All of these steps posed their own challenges.
First, a definition was not as clear-cut as I assumed, as Spanglish can refer to every way in which Spanish and English are blended, whether that is words, phrases, grammar, dialects or any other aspects of language.
SEC, or Spanish-English Code-switching, refers to the construction of Spanglish phrases or sentences, but our goal was to identify Spanglish words specifically, a large collection that is continuously growing.
The second step, accessing a corpus, was even more difficult as there is no satisfactory index of Spanglish words available. (In fact, during my extensive search, I accidentally downloaded the corpus for the 2004 Adam Sandler/Téa Leoni film.)
This meant we had to build our own corpus using multiple sources:
A corpus of Spanish from Python NLTK and Google language identification from a collection of Spanish newscasts
A corpus of English from Python NLTK and Google language identification from a collection of English newscasts
A corpus of other languages (not Spanish or Spanglish or English) from Python NLTK and Google language identification from a collection of English, Spanish and other newscasts
When we were satisfied that the corpus (10,039 Spanglish words) was large enough (though far from comprehensive), we moved onto historical algorithms that have been used to detect Spanglish. Unfortunately, those I found all had shortcomings, mostly based on two flawed methods:
Without a complete Spanglish corpus, no algorithm can accurately cross-reference words
A process of elimination, where a word is neither Spanish or English, highlights too many edge cases
These historical methods, when used on our test set, were hitting a maximum accuracy of 20%, far from anything we could rely upon. So we set out to create something with a high level of accuracy that didn’t require a comprehensive corpus.
Our model respected the primary language and we did no translation of the original text. Instead we used neural embeddings to determine parts of speech and structures of phrases in all recognized languages, leaving out Spanglish.
We combined all the methods of prior efforts and ran simulations to ensure our model could distinguish between English, Spanish and all other known languages.
Then, instead of scanning for Spanglish words and cross-referencing with our corpus, we used the probability of each word’s inclusion in the Spanglish cluster using K-means, given its part of speech and similarity to other language clusters.
This means that rather than scanning for the specific words that were in the Spanglish corpus, we were scanning for words that belonged in the corpus, regardless of whether or not they had already been included.

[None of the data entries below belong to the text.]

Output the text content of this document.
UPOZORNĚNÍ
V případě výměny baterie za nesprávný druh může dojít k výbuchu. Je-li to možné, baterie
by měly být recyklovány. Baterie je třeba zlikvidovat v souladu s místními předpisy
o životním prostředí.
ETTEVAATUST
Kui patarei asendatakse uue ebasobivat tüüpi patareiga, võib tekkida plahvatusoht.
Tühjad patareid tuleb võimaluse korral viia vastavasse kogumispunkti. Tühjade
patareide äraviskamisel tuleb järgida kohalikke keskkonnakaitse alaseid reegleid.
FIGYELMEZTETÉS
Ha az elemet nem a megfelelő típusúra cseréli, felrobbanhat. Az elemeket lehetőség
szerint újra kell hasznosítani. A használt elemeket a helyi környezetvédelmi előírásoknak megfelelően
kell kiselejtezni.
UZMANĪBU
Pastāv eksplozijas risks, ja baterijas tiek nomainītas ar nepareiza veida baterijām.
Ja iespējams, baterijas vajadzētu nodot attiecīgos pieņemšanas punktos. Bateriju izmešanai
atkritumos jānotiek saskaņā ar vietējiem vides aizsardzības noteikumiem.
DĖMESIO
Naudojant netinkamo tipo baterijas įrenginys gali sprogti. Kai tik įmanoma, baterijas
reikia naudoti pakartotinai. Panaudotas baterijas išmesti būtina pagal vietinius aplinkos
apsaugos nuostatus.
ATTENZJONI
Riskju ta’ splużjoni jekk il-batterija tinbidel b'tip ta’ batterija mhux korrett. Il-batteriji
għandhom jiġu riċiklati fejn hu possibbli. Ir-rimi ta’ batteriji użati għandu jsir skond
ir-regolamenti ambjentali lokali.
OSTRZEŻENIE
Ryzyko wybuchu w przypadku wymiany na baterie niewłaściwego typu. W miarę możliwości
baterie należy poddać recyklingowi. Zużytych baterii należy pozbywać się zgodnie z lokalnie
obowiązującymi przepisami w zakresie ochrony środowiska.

After thousands of simulations, our clustering algorithm was able to determine the probability of a given sentence containing a Spanglish word given its composition.
And by the end, using a labeled validation set, we proudly ended up with percentages of 92% accuracy in identifying actual Spanglish words.
This led me to my final conclusion on Spanglish: As it can broadly be defined as any combination of English and Spanish, It will never be possible to maintain a satisfactory index that keeps current with its entire vocabulary. But machine learning, particularly clustering algorithms, may offer the most effective way to keep pace with this continually evolving fusion of languages.